A Cheerleader, Not a Taskmaster

I have had so many therapy sessions where parents begin the conversation by apologizing. “I’m so sorry, we just didn’t get a chance to practice this week.” “I feel awful, he’s not wearing his hearing aids as often as I know he should.” “I’m sorry, there just wasn’t a chance to read together last night.”

These parents are plagued by guilt and the need to confess, but they’re confused about my role. I’m not their parent or their teacher or their boss. They don’t owe me an apology or an explanation. My job is to be their cheerleader, not their taskmaster.

If I’m doing my cheerleader job right, I’m designing carryover work after each session that will integrate seamlessly into the family’s normal daily routines (or, less elegantly, I’m setting them up to “fall into a hole”).

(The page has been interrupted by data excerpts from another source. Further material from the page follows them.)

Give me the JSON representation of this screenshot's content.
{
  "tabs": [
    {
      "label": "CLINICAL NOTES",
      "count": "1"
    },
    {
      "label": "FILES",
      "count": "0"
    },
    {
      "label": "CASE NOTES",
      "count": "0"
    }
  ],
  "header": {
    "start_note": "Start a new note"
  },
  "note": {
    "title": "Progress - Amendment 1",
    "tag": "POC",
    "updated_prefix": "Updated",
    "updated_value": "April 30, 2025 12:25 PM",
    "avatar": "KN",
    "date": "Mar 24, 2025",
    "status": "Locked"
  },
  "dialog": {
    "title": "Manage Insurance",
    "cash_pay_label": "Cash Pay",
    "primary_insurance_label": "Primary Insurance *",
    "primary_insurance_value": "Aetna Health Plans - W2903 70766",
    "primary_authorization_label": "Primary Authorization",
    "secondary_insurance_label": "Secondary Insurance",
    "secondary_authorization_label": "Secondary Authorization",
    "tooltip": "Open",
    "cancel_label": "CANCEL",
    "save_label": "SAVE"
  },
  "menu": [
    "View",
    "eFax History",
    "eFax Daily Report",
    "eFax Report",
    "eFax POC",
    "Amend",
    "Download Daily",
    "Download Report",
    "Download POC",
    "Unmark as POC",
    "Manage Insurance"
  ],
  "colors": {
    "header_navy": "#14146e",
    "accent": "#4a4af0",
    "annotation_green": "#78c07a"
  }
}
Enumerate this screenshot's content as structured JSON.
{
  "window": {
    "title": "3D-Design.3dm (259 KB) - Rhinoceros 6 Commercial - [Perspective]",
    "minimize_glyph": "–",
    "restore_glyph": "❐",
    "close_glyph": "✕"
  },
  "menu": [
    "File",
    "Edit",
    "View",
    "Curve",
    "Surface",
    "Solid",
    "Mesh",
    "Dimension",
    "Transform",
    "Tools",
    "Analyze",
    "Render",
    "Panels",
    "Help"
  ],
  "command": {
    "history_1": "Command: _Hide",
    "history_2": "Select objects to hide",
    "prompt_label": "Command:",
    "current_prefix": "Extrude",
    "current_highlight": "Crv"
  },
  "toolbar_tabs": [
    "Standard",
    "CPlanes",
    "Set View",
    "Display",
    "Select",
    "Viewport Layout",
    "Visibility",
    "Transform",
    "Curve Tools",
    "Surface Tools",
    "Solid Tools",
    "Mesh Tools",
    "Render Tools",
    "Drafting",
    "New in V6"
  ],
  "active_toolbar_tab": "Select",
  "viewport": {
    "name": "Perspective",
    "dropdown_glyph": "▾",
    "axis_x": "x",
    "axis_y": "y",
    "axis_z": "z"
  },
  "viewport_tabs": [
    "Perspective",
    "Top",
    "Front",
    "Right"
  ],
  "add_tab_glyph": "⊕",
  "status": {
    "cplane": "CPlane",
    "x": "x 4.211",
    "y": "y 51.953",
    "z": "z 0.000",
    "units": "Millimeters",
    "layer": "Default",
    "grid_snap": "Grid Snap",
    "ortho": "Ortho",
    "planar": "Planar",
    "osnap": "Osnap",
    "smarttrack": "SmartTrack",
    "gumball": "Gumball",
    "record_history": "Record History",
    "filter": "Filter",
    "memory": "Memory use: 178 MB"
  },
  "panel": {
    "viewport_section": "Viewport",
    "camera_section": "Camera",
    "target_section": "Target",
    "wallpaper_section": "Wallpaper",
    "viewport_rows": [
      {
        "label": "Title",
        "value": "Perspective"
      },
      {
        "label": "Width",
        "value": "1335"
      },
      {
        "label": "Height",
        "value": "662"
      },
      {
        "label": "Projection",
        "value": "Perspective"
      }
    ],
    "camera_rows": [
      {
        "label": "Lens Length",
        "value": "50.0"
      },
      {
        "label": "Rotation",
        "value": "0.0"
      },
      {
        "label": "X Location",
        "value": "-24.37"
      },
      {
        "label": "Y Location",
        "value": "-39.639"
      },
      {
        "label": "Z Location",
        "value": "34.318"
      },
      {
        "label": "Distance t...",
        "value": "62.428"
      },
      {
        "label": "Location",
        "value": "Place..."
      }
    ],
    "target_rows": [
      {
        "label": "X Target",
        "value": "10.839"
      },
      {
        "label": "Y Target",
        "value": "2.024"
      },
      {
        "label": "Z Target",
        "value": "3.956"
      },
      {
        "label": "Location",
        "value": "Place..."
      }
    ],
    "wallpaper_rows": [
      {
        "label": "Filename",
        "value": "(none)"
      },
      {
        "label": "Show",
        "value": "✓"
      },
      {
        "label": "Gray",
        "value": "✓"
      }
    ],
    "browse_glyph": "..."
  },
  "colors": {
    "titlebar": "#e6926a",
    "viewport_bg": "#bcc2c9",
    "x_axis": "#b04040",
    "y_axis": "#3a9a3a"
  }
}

If I’m building an open, nonjudgmental atmosphere in therapy, parents and caregivers can share both their wins and their struggles without shame. After all, nothing is gained from a parent feeling bad that they didn’t practice x, y, or z over the past week. On the other hand, LOTS can be gained when the family and therapist problem-solve the issue together. Why was practice difficult? Was it too confusing, too challenging, not relevant, or not engaging enough? How might we fix some of these issues? Where might the goals fit during daily activities in the week to come.

Parenting is hard, and parents have enough obligations and more than enough judgment outside of our therapy sessions. They need a cheerleader, not a taskmaster. Rah-rah, parents!